At your request, we conduct Freedom-To-Operate analyses, in which we examine the validity and scope of industrial property rights that are potentially problematic and are owned by third parties. These property rights may have been identified in-house or detected by us in the context of a Freedom-To-Operate search. We discuss each case with you, not only in order to determine the risks incurred, but also to sketch out or define workarounds in the event of difficulties. This discussion may lead to you making a new invention, and we will then analyse what protection may be envisaged for that invention.

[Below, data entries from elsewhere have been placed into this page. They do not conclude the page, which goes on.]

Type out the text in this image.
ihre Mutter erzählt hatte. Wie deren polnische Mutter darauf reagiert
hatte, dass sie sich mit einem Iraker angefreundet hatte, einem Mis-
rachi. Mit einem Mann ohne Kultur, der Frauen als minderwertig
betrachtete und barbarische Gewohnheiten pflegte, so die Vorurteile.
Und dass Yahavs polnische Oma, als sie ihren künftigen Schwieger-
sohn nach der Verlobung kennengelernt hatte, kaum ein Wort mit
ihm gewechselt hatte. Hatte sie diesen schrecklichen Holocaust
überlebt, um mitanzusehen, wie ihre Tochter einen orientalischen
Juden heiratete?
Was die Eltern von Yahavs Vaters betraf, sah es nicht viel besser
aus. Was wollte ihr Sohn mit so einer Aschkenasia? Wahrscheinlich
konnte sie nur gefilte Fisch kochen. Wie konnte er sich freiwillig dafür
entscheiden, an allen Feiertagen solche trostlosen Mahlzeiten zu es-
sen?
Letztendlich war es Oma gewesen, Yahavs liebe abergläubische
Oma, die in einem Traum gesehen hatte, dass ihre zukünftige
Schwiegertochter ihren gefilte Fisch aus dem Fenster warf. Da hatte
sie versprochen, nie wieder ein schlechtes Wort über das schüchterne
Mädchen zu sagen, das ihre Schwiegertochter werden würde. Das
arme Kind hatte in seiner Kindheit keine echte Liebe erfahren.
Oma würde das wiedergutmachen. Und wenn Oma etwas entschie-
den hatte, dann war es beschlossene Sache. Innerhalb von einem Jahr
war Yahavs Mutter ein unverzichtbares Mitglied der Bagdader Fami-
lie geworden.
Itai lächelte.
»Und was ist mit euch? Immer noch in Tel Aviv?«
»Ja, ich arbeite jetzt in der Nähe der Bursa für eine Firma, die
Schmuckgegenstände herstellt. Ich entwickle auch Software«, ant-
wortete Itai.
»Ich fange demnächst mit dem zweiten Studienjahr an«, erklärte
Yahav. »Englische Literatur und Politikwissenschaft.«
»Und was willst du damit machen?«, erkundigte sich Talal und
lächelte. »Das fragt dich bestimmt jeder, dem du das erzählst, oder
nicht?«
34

LLR has an original analytical tool – Crystal®. This innovative tool for managing Freedom-To-Operate (FTO) studies was developed in accordance with our clients’ needs. Based on a highly effective method of assessing risks and strengths relating to intellectual property, it allows the key patents for a technology and their nuisance value vis-à-vis market participants’ products to be presented in the form of a summarizing matrix. This method is particularly suitable for audits carried out for the purposes of estimating the value of a particular technology (Strategy).
« How can I defend myself against an opposition lodged by a third party against my European patent?»

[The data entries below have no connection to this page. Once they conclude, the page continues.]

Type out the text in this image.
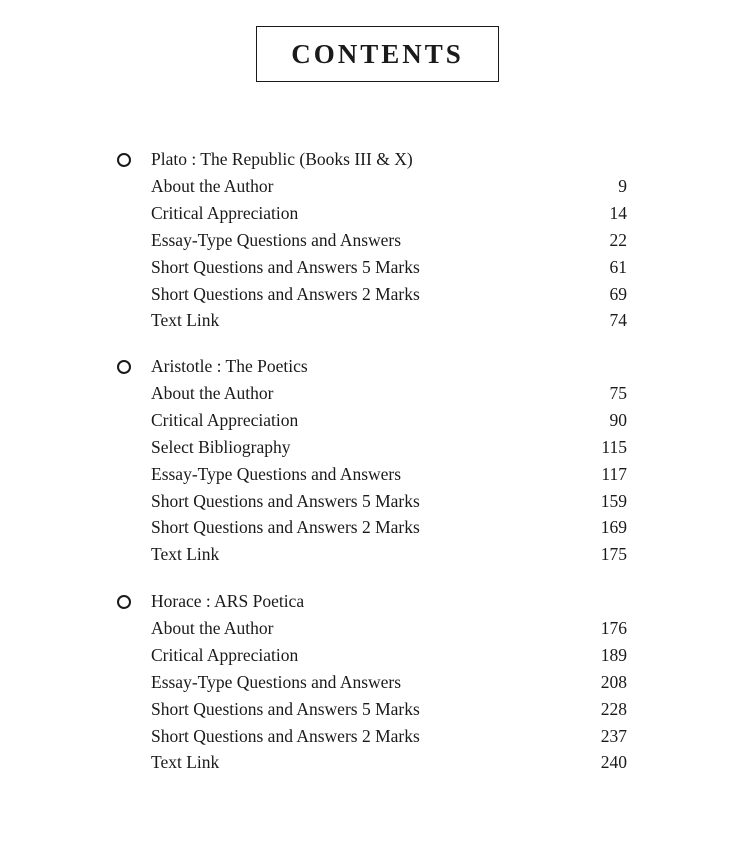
CONTENTS
Plato : The Republic (Books III & X)
About the Author	9
Critical Appreciation	14
Essay-Type Questions and Answers	22
Short Questions and Answers 5 Marks	61
Short Questions and Answers 2 Marks	69
Text Link	74
Aristotle : The Poetics
About the Author	75
Critical Appreciation	90
Select Bibliography	115
Essay-Type Questions and Answers	117
Short Questions and Answers 5 Marks	159
Short Questions and Answers 2 Marks	169
Text Link	175
Horace : ARS Poetica
About the Author	176
Critical Appreciation	189
Essay-Type Questions and Answers	208
Short Questions and Answers 5 Marks	228
Short Questions and Answers 2 Marks	237
Text Link	240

Whether you are bringing an opposition or defending it, we will review the documents in the file and advise you of the best possible strategies available
An opposition is lodged by a third party against your European patent. What can be done ?
We review the statement of grounds of opposition filed by the opponent and we help to establish a defensive strategy.
A competitor is the owner of an European patent that prevents you from using some of your products. However, you consider that this property right is clearly not valid. What can be done?
- We evaluate the chances of success of opposition proceedings against this patent and help you to establish a suitable strategy adapted to your particular needs.
- We study the prior art documents to challenge the validity of the patent in question. We also review the examination procedure that led to the grant of the patent and we try to identify all grounds of opposition.
- We subsequently draft a statement of grounds of opposition and then respond to any counter arguments filed by the owner.
- We can represent you in the oral proceedings if such proceedings are requested.
- At the end of the opposition proceedings, we consider whether it is appropriate to lodge an appeal and, if so, we prepare a statement of grounds for this purpose.
« How can I challenge a third-party right »
A revocation action can be brought before the courts or before the trademark offices, depending on the territory.
The objective of such an action is to have the opposing trademark revoked on the grounds that it creates a likelihood of confusion with yours, it does not meet the substantive requirements for validity of a trademark, or it is not used.
Our firm will assist you in these proceedings, and assist lawyers where necessary.
Whether you are pursuing or defending:
- we verify the opposing party’s rights,
- we analyse the signs,
- we review the validity of the opposing party’s trademark,
- in order to assess your chances of success.
After that, we monitor the proceedings, study Offices’ decisions and, where appropriate, advise on the opportunity of filing appeal proceedings.
We can also assist you in China to invalidate a Chinese invention patent or utility model patent. This involves a re-examination procedure, during which the validity of the patent is examined by the Patent Re-examination Chamber of the CNIPA (Chinese Intellectual Property Office).